On Friday Nov. 1, an email was sent to Foried, Matthews and Morrill to request any form of documentation that would disprove any of the claims made by other sources.

On Monday Nov. 4, an email from Foreid stated that “there is a budget for AP Science supplies yearly again distributed by the district. If they teach Science ELP they are able to receive supplies through the ELP supply budget. We have a school paper budget for departments that do not have supply budgets as well as custodial supplies that are provided when needed.”

This statement did not come with any supporting documentation.

On Thursday Nov. 6, documentation that led to the question of the $900 unaccounted for was sent to Foreid to clarify why there was a difference between the school and county documents. Foreid said she contacted bookkeeper support to understand where the discrepancy came from.

At this time, the administration has not provided any documents regarding previous school budgets, signature sheets or any documentation to support that there was only one account for this school year.

Measuring Impact

Gaither science teachers set up DonorsChoose accounts and found sponsors for paper. The science department has received paper donations from other department heads and has recently been granted access to the main office’s paper. 

“In the end, this issue doesn’t affect me as much as it affects them [the students],” Minutillo said. “As much as the lack of paper frustrates and stresses the hard working teachers at Gaither, it also restricts the potential of the students in science courses.”
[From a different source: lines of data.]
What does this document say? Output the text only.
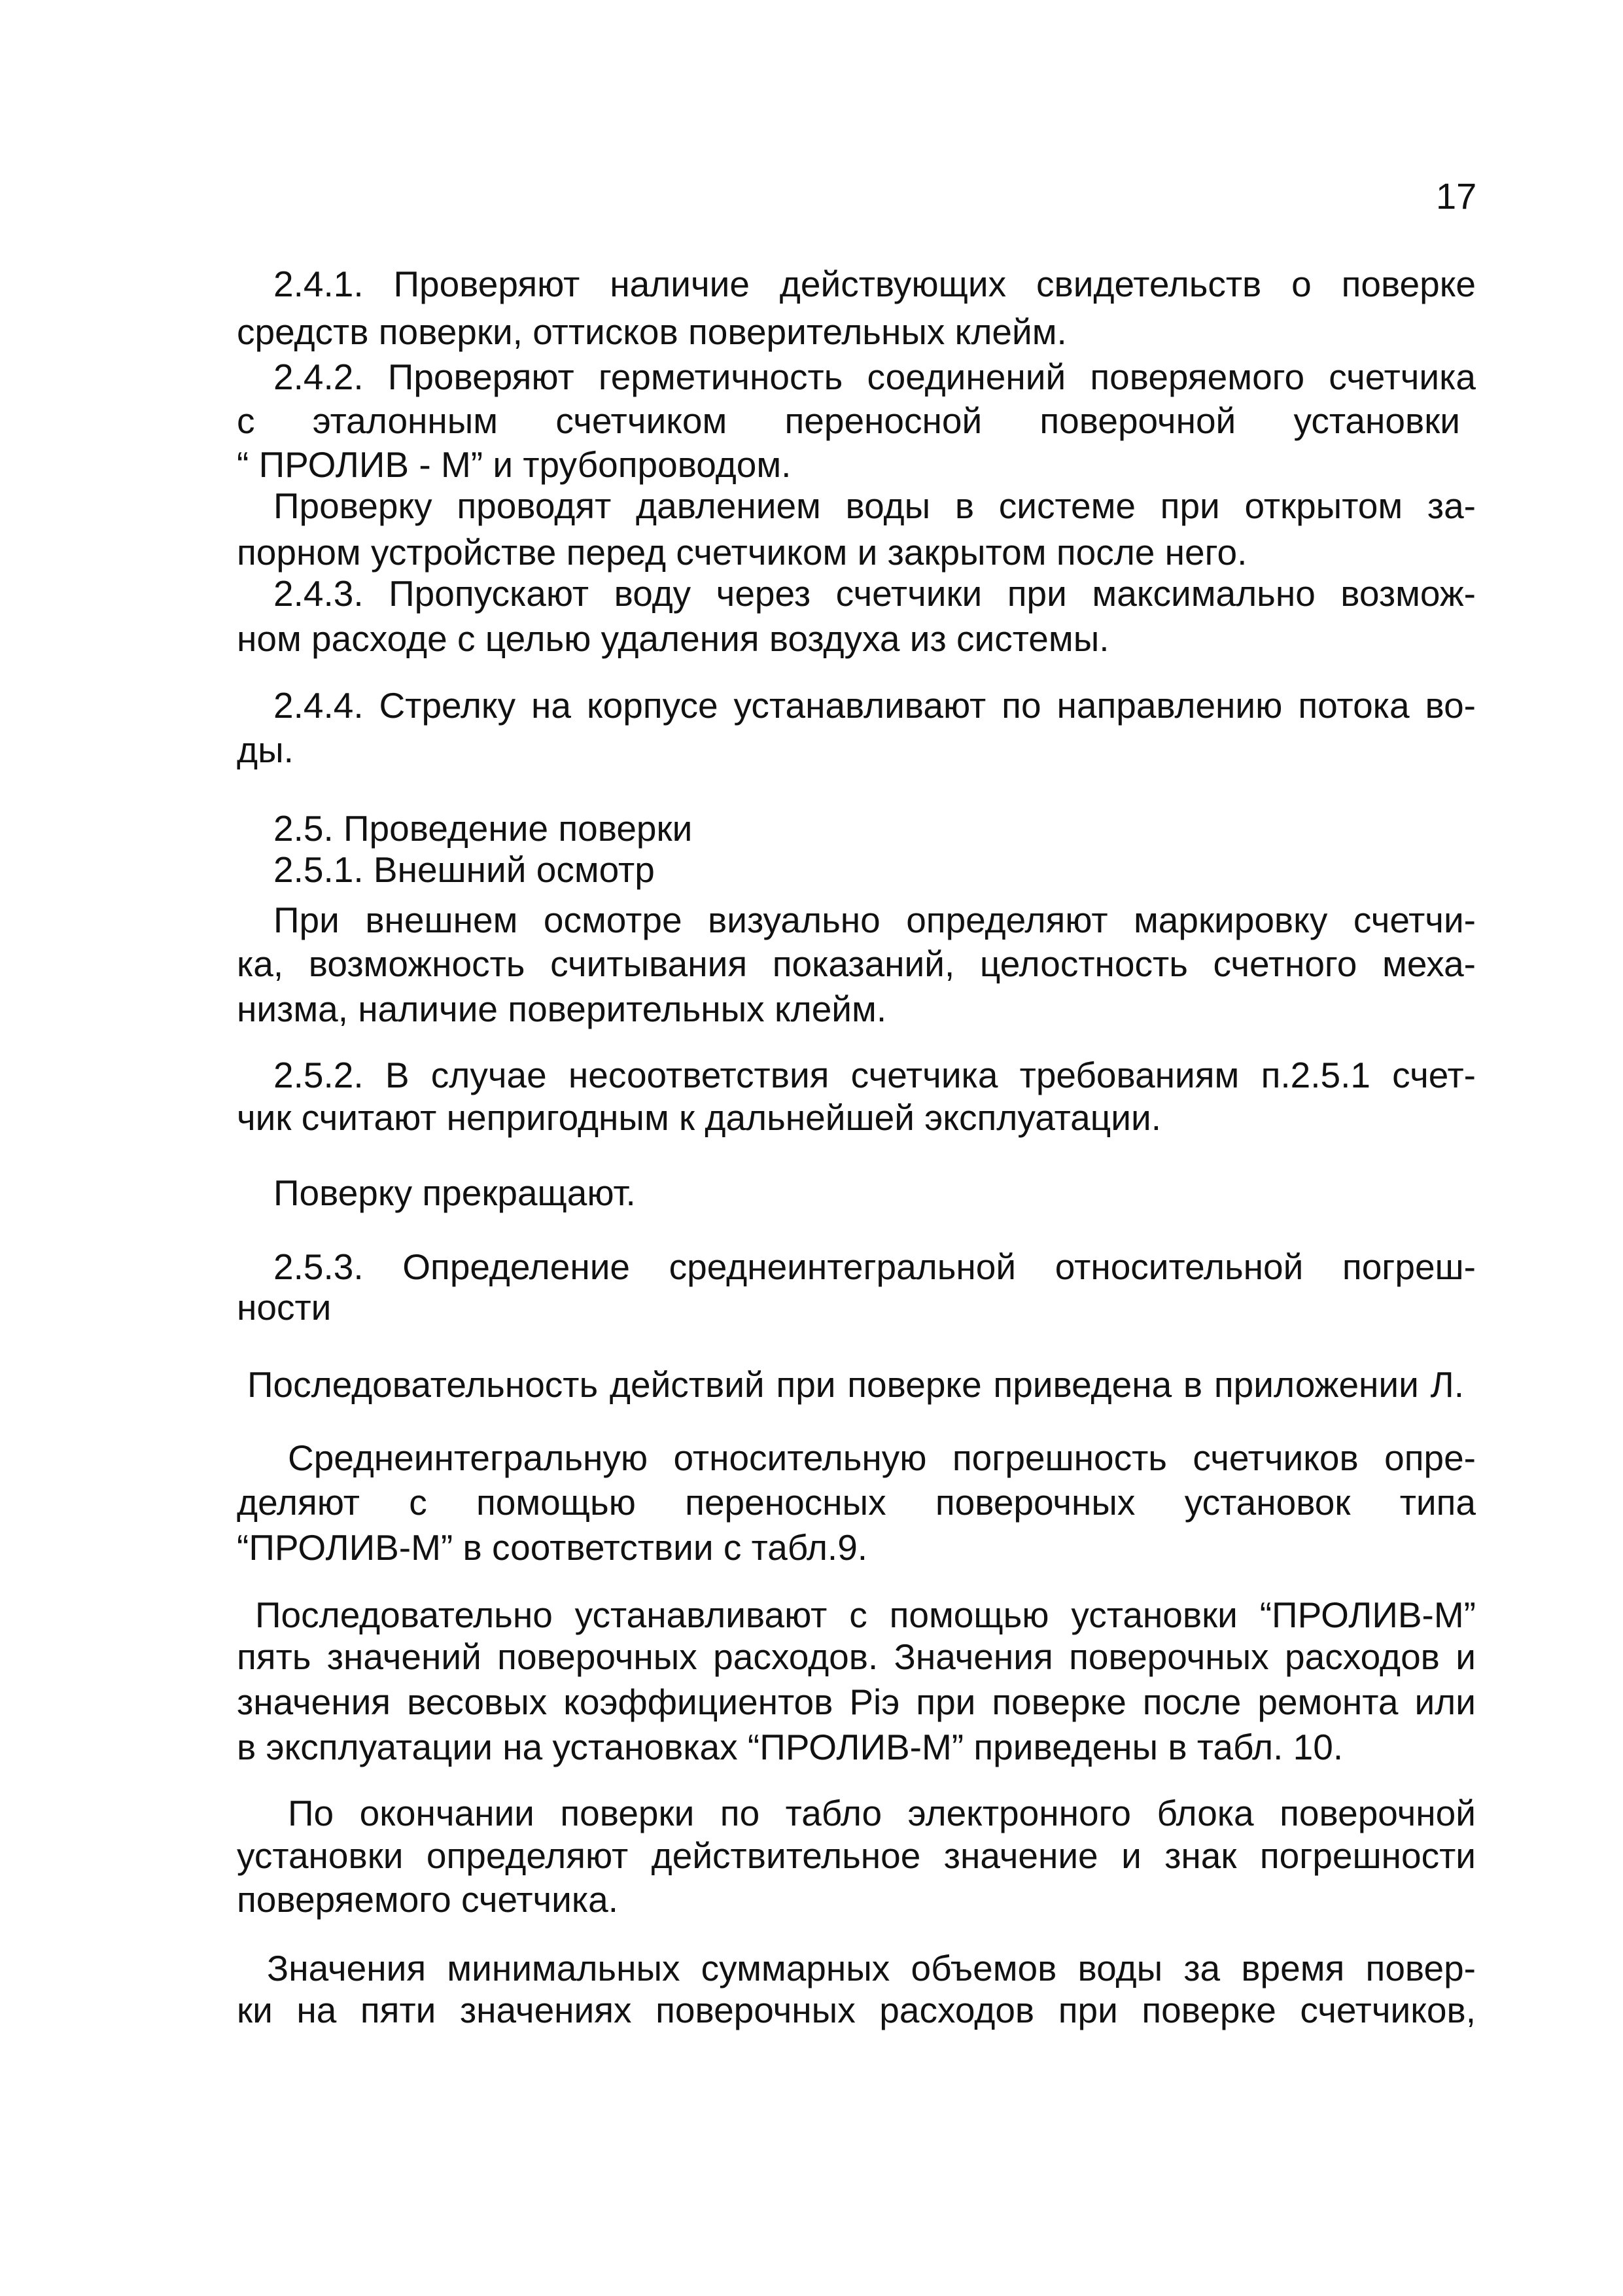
17
2.4.1. Проверяют наличие действующих свидетельств о поверке
средств поверки, оттисков поверительных клейм.
2.4.2. Проверяют герметичность соединений поверяемого счетчика
с эталонным счетчиком переносной поверочной установки
“ ПРОЛИВ - М” и трубопроводом.
Проверку проводят давлением воды в системе при открытом за-
порном устройстве перед счетчиком и закрытом после него.
2.4.3. Пропускают воду через счетчики при максимально возмож-
ном расходе с целью удаления воздуха из системы.
2.4.4. Стрелку на корпусе устанавливают по направлению потока во-
ды.
2.5. Проведение поверки
2.5.1. Внешний осмотр
При внешнем осмотре визуально определяют маркировку счетчи-
ка, возможность считывания показаний, целостность счетного меха-
низма, наличие поверительных клейм.
2.5.2. В случае несоответствия счетчика требованиям п.2.5.1 счет-
чик считают непригодным к дальнейшей эксплуатации.
Поверку прекращают.
2.5.3. Определение среднеинтегральной относительной погреш-
ности
Последовательность действий при поверке приведена в приложении Л.
Среднеинтегральную относительную погрешность счетчиков опре-
деляют с помощью переносных поверочных установок типа
“ПРОЛИВ-М” в соответствии с табл.9.
Последовательно устанавливают с помощью установки “ПРОЛИВ-М”
пять значений поверочных расходов. Значения поверочных расходов и
значения весовых коэффициентов Ріэ при поверке после ремонта или
в эксплуатации на установках “ПРОЛИВ-М” приведены в табл. 10.
По окончании поверки по табло электронного блока поверочной
установки определяют действительное значение и знак погрешности
поверяемого счетчика.
Значения минимальных суммарных объемов воды за время повер-
ки на пяти значениях поверочных расходов при поверке счетчиков,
Junior Abby Rey, who is enrolled in two science courses including one Advanced Placement, stresses the importance of allowing teachers to have access to the resources they need to help their students be the best they can be.

“The shortage of office supplies affects me  greatly. The lack of lab materials and papers available limits our ability to do certain labs, some of these activities are essential in teaching us the material adequately. There’s been a noticeable change in the amount of resources available to us compared to previous years,” Rey said.

“If one department is hurting it affects the entire school. It does spill over,” Geanconteri said. “[The science] kids are my kids, my kids are the math kids, and so on. So if one department drops, every department is going to feel that.”